Dall’Unione Sovietica la legislazione abortista si è quindi estesa ai Paesi satelliti di Mosca. Svezia e Giappone sono stati i primi a seguirne l’esempio oltre il blocco sovietico. Rotto l’argine, ora degli anni 1960 e 1970 anche in molti regimi democratici occidentali l’aborto legale è diventato una triste realtà. Un esempio illuminante è quello della Spagna, che ha depenalizzato l’aborto “tardi”, solo nel 1985, e che pure da allora è riuscita a sopprimere ben 2,5 milioni di bambini per via chirurgica, più la cifra oscura di quelli soppressi per via farmacologica.

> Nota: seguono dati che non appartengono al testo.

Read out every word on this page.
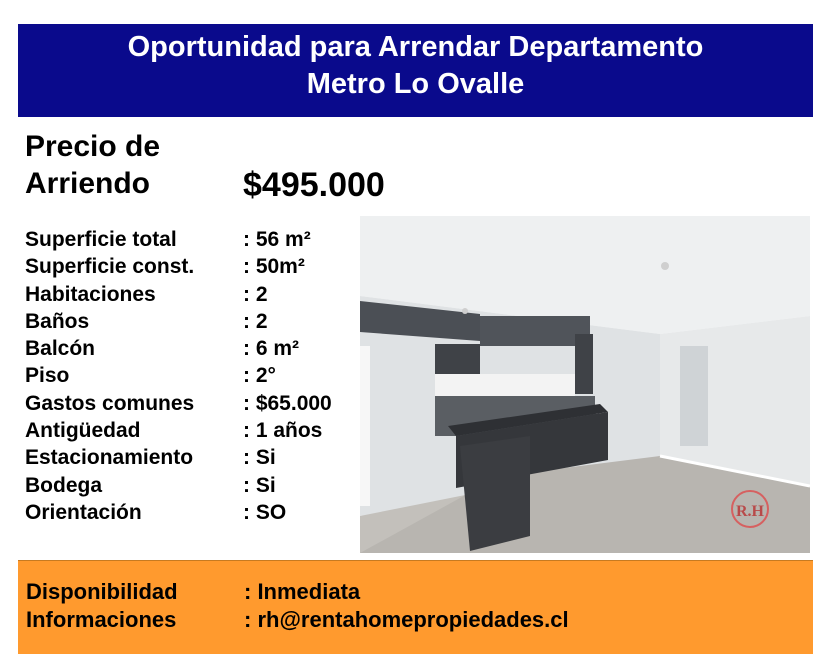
Oportunidad para Arrendar Departamento
Metro Lo Ovalle
Precio de
Arriendo	$495.000
Superficie total	: 56 m²
Superficie const. : 50m²
Habitaciones	: 2
Baños	: 2
Balcón	: 6 m²
Piso	: 2°
Gastos comunes : $65.000
Antigüedad	: 1 años
Estacionamiento : Si
Bodega	: Si
Orientación	: SO	R.H
Disponibilidad	: Inmediata
Informaciones	: rh@rentahomepropiedades.cl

Oggi, cento anni dopo quella prima legge, sono più di 50 milioni, afferma l’Organizzazione Mondiale della Sanità, i bambini che vengono abortiti annualmente in tutto il mondo a norma di legge. Nella stragrande maggioranza dei Paesi della Terra l’aborto è oramai depenalizzato. In Occidente le legislazioni vigenti in materia sono quasi ovunque molto permissive e talora la soppressione dei bambini ancora nel ventre delle proprie madri è permesso praticamente fino al momento del parto. Solo un piccolo gruppo di Paesi del globo lo vieta ancora completamente, mentre in qualcun altro vigono leggi restrittive.
Ebbene, un secolo di aborto legale dopo, il risultato è che la Russia, il più vasto Paese del mondo, è oggi fatta di enormi aree disabitate, che ogni donna dell’immensa Russia al di sopra di una certa età ha subìto fra i 3 e i 6 aborti indotti, e che i bambini russi che abitano con il padre sono una minoranza. Pure la vicina e popolosa Cina sta perdendo la propria popolazione. Per questo sia la Russia sia la Cina stanno cercando, tardi, di correre in qualche modo ai ripari.
Oggi questa ideologia di morte continua ad avere fautori e alfieri. Stanno però crescendo anche le forme di resistenza organizzata.
Con la recente Dichiarazione di Ginevra ben 33 Paesi, tra cui Brasile, Polonia, Ungheria e Stati Uniti d’America in testa, difendono apertamente la famiglia naturale impegnandosi a promuovere la vita e i diritti del concepito. E dalla Louisiana alla Polonia gli esempi di inversione di tendenza non mancano.
Al vertice del Paese più importante e influente del mondo vi potrebbe però presto essere un uomo, Joe Biden, che sceglierà ancora una volta la strada di morte già scelta da Lenin. Per questo è indispensabile che gli altri, cioè noi, facciano – facciamo – la nostra parte.